Amy,
I recently had a discussion with our head nurse about this challenge and we came to the conclusion that the "best practice" for communicating instructions related to patient test results was to append to the original document and sign the append before routing to the next individual (the nurse typically routes the document to herself as well so that they can ensure the provider is following through on any additional actions). We also recommended clicking the "Change..." button before routing the message to another user and use the "Reason" and "Comments" fields to specify what is needed (action, signature or review) and any pertinent details. This would create a discrepancy in how you currently handle documents, but we communicate to our providers that if you have something on your chart desktop, then there is some kind of action or acknowledgement needed from you (they can always click on the reason column heading to get documents requiring a signature grouped together). If you want to continue putting these documents "On Hold", you might have the individual that is routing the document route it to themselves as well. I think if an unsigned append is on multiple desktops, it cannot be deleted.
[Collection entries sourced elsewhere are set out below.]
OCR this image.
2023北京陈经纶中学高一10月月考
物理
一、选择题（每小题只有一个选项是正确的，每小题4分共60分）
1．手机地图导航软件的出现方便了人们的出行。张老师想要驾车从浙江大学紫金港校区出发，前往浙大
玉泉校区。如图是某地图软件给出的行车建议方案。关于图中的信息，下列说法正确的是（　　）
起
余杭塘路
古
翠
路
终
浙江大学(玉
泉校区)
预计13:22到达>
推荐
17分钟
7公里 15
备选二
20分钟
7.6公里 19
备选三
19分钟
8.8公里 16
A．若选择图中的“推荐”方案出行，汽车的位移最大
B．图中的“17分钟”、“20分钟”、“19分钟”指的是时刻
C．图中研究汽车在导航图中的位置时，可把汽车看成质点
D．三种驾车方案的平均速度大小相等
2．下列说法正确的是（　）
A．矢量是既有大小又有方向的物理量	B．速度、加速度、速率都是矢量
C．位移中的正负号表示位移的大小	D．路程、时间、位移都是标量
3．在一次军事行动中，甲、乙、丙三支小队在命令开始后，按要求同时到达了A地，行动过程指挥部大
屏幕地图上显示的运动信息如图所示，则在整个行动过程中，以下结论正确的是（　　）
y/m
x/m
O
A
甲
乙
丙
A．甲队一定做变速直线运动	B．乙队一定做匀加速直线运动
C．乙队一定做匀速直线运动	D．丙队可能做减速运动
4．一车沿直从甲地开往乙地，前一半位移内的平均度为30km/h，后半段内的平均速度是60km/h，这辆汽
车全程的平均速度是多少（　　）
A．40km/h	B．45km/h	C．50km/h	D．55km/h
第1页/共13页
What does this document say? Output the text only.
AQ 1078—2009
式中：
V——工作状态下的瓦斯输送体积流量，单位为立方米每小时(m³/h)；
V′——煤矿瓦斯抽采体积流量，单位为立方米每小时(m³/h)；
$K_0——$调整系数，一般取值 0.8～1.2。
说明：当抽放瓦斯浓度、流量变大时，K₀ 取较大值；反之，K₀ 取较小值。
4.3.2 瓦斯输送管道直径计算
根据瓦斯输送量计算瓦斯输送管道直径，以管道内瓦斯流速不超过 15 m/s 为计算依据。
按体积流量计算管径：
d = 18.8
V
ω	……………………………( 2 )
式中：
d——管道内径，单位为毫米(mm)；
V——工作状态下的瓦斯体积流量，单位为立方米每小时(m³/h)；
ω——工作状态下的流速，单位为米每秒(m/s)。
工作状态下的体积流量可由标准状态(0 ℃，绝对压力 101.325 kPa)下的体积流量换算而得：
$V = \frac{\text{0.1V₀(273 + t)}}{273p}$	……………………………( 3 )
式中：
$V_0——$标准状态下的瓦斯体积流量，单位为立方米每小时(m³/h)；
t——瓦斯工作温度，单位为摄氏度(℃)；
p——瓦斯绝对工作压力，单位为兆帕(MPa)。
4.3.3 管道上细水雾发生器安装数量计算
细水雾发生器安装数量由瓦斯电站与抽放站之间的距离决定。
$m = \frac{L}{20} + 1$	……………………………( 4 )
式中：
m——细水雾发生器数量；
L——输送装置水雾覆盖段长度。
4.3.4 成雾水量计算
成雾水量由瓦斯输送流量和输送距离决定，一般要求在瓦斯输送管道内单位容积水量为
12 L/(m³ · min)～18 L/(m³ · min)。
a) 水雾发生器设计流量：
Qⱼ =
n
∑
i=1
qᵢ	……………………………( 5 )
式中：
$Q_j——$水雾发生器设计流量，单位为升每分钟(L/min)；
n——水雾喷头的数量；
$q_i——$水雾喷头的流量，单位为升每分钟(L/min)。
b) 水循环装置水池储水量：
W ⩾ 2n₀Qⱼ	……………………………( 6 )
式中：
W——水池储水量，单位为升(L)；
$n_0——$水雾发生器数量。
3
Phone notes are a struggle because there is often a lot of back and forth routing required but the default phone note template doesn't capture anything that would be considered a clinical list change, so like you have seen with appends, someone can accidentally delete the document. I have an idea for a much better phone note design to replace the current version. My plans are to have the phone note display a history of the transactions that occurred with the communication (i.e. each user that updated it, when they updated it, and the textual note) as it bounces around to different users within the office and once the communication has been completely dealt with, the last user signs off on it. This running history would be captured to an OBS term, so signing clinical list changes when putting the note on hold would prevent the phone note from accidental deletion.
I believe that accommodating interoffice communication within Centricity is a common issue for everyone so you are not alone. Part of the problem is that the "event" that initiates the communication may come from different sources (e.g. a phone call from the patient, receipt of an external lab or test result, a patient portal message, verbal requests shouted from exam rooms, hand-written instructions on a superbill or faxed medical record, etc.). My experience has been that the manner in which providers use the system to communicate instructions to other staff members is dependent upon the situation. And sadly, the methods used are often chosen out of personal convenience rather than what is in the best interest of the patient. Our struggles have more to do with getting providers to adopt a consistent workflow once we have come up with a so-called "best practice."